Wir wünschen dem syrischen Volk von Herzen den lange entbehrten Frieden. Wir fordern die sofortige Einstellung der mörderischen Wirtschaftssanktionen sowie Reparationen für die Kriegsschäden und Hilfe für den Wiederaufbau seitens der Friedensstörer. Wir wünschen Syrien weiterhin Erfolg im Kampf gegen die Terrorbanden sowie bei der Verteidigung seiner Freiheit und Souveränität.

Klaus Hartmann, Bundesvorsitzender

16. April 2018

Stellungnahme des Bundesausschusses Friedensratschlag Friedensbewegung verurteilt völkerrechtswidrigen Angriff auf Syrien

http://www.friedensratschlag.de/?2018-04-15_PM_BAF

Bundesregierung soll sich distanzieren und die Bundeswehr abziehen!
Beziehungen zu Russland entspannen! Abrüsten statt Aufrüsten!
Friedensbewegung zu Protesten aufgerufen!

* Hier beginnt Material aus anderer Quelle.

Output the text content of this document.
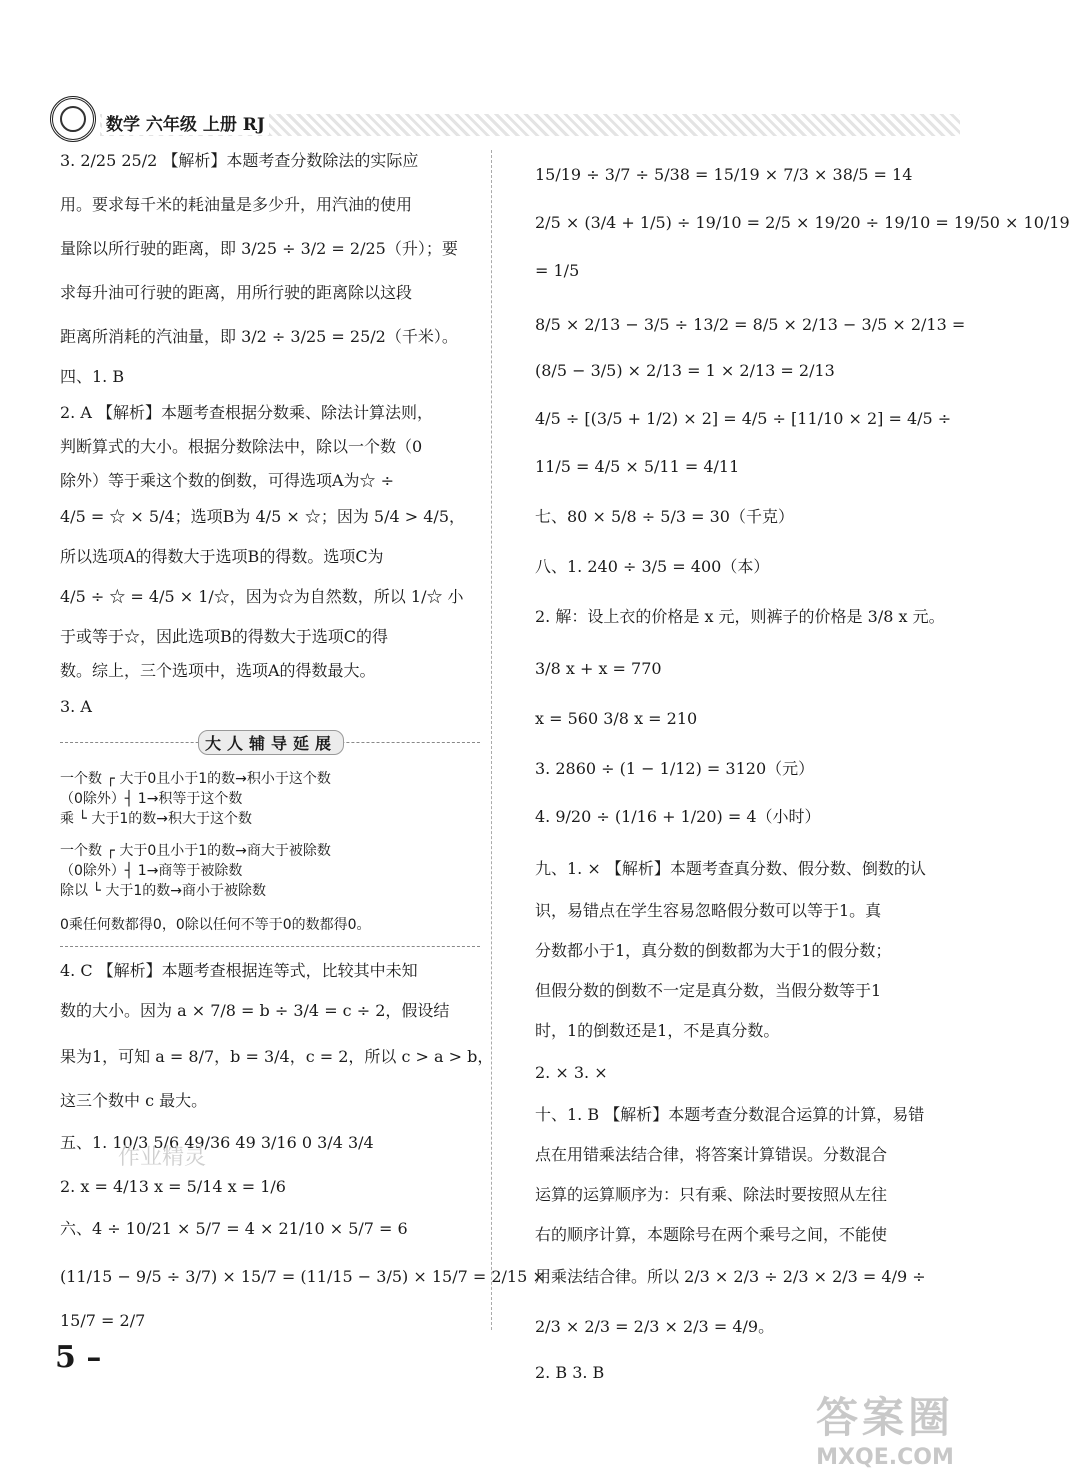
数学 六年级 上册 RJ
3. 2/25 25/2 【解析】本题考查分数除法的实际应
用。要求每千米的耗油量是多少升，用汽油的使用
量除以所行驶的距离，即 3/25 ÷ 3/2 = 2/25（升）；要
求每升油可行驶的距离，用所行驶的距离除以这段
距离所消耗的汽油量，即 3/2 ÷ 3/25 = 25/2（千米）。
四、1. B
2. A 【解析】本题考查根据分数乘、除法计算法则，
判断算式的大小。根据分数除法中，除以一个数（0
除外）等于乘这个数的倒数，可得选项A为☆ ÷
4/5 = ☆ × 5/4；选项B为 4/5 × ☆；因为 5/4 > 4/5，
所以选项A的得数大于选项B的得数。选项C为
4/5 ÷ ☆ = 4/5 × 1/☆，因为☆为自然数，所以 1/☆ 小
于或等于☆，因此选项B的得数大于选项C的得
数。综上，三个选项中，选项A的得数最大。
3. A
大人辅导延展
一个数 ┌ 大于0且小于1的数→积小于这个数
（0除外）┤ 1→积等于这个数
乘 └ 大于1的数→积大于这个数
一个数 ┌ 大于0且小于1的数→商大于被除数
（0除外）┤ 1→商等于被除数
除以 └ 大于1的数→商小于被除数
0乘任何数都得0，0除以任何不等于0的数都得0。
4. C 【解析】本题考查根据连等式，比较其中未知
数的大小。因为 a × 7/8 = b ÷ 3/4 = c ÷ 2，假设结
果为1，可知 a = 8/7，b = 3/4，c = 2，所以 c > a > b，
这三个数中 c 最大。
五、1. 10/3 5/6 49/36 49 3/16 0 3/4 3/4
2. x = 4/13 x = 5/14 x = 1/6
六、4 ÷ 10/21 × 5/7 = 4 × 21/10 × 5/7 = 6
(11/15 − 9/5 ÷ 3/7) × 15/7 = (11/15 − 3/5) × 15/7 = 2/15 ×
15/7 = 2/7
15/19 ÷ 3/7 ÷ 5/38 = 15/19 × 7/3 × 38/5 = 14
2/5 × (3/4 + 1/5) ÷ 19/10 = 2/5 × 19/20 ÷ 19/10 = 19/50 × 10/19
= 1/5
8/5 × 2/13 − 3/5 ÷ 13/2 = 8/5 × 2/13 − 3/5 × 2/13 =
(8/5 − 3/5) × 2/13 = 1 × 2/13 = 2/13
4/5 ÷ [(3/5 + 1/2) × 2] = 4/5 ÷ [11/10 × 2] = 4/5 ÷
11/5 = 4/5 × 5/11 = 4/11
七、80 × 5/8 ÷ 5/3 = 30（千克）
八、1. 240 ÷ 3/5 = 400（本）
2. 解：设上衣的价格是 x 元，则裤子的价格是 3/8 x 元。
3/8 x + x = 770
x = 560 3/8 x = 210
3. 2860 ÷ (1 − 1/12) = 3120（元）
4. 9/20 ÷ (1/16 + 1/20) = 4（小时）
九、1. × 【解析】本题考查真分数、假分数、倒数的认
识，易错点在学生容易忽略假分数可以等于1。真
分数都小于1，真分数的倒数都为大于1的假分数；
但假分数的倒数不一定是真分数，当假分数等于1
时，1的倒数还是1，不是真分数。
2. × 3. ×
十、1. B 【解析】本题考查分数混合运算的计算，易错
点在用错乘法结合律，将答案计算错误。分数混合
运算的运算顺序为：只有乘、除法时要按照从左往
右的顺序计算，本题除号在两个乘号之间，不能使
用乘法结合律。所以 2/3 × 2/3 ÷ 2/3 × 2/3 = 4/9 ÷
2/3 × 2/3 = 2/3 × 2/3 = 4/9。
2. B 3. B
作业精灵
5 –
答案圈
MXQE.COM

Anlässlich des Luftangriffs führender NATO‐Staaten auf Syrien erklären die Sprecher des
Bundesausschusses Friedensratschlag Lühr Henken (Berlin) und Willi van Ooyen (Frankfurt am Main) in einer ersten Stellungnahme:

Ohne dass gesicherte Erkenntnisse über den Einsatz chemische Kampfstoffe in Douma
vorliegen, haben US‐amerikanische, französische und britische Marine‐ und Luftstreitkräfte in der Nacht auf den 14. April 2018 über 100 Raketen und Marschflugkörpern auf staatliche syrische Ziele abgefeuert.

Obwohl die Beratungen im UN‐Sicherheitsrat nicht abgeschlossen waren, erteilten die
Staatsoberhäupter der USA, Frankreichs und Großbritannien den Einsatzbefehl. Weder lag ein Angriff auf diese Staaten vor, der Selbstverteidigungsmaßnahmen gerechtfertigt hätte, noch ein Mandat des UN‐Sicherheitsrats. Die Handlungen dieser drei westlichen UN‐Sicherheitsratsmitglieder haben das Völkerrecht gebrochen. Donald Trump, Emmanuel Macron und Theresa May müssen dafür angeklagt werden – ebenso wie die Täterschaft des mutmaßlichen Chemiewaffenangriffs auf Douma strafrechtlich verfolgt werden muss.

Die Bundesregierung hat sich gegen eine militärische Beteiligung an einen Angriff auf Syrien ausgesprochen. Die Bundesregierung muss den völkerrechtwidrigen Angriff verurteilen. Wir fordern, dass die Bundeswehr aus der Region unverzüglich abgezogen wird.

Wir verlangen von der Bundesregierung zu unterbinden, dass militärische Einrichtungen auf deutschem Territorium von NATO‐Verbündeten für völkerrechtswidrige Angriffshandlungen genutzt werden.

Wir sehen mit sehr großer Sorge, dass das Völkerrecht als Eckpfeiler der internationalen
Beziehungen durch Kriegshandlungen westlicher Staaten fortgesetzt verletzt wird. Um hier nur die gravierendsten Beispiele zu nennen: Der NATO‐Angriffskrieg gegen Jugoslawien 1999, der US‐amerikanisch‐britische Angriffskrieg gegen den Irak 2003, die
Marschflugkörperangriffe der USA auf das syrische Al‐Schairat am 7.4.2017 und jetzt wieder.

Es bedarf seitens der Bundesregierung großer Anstrengungen, das Verhältnis zu Russland zu entspannen, eine gleichberechtigte Beziehung aufzubauen, um die Kontroversen konstruktiv zu lösen. Wir brauchen Abrüstung statt Aufrüstung.
Wir fordern die Friedensbewegung weiter auf, ihre Proteste auf die Straße zu tragen, um
ihren Forderungen Nachdruck zu verleihen.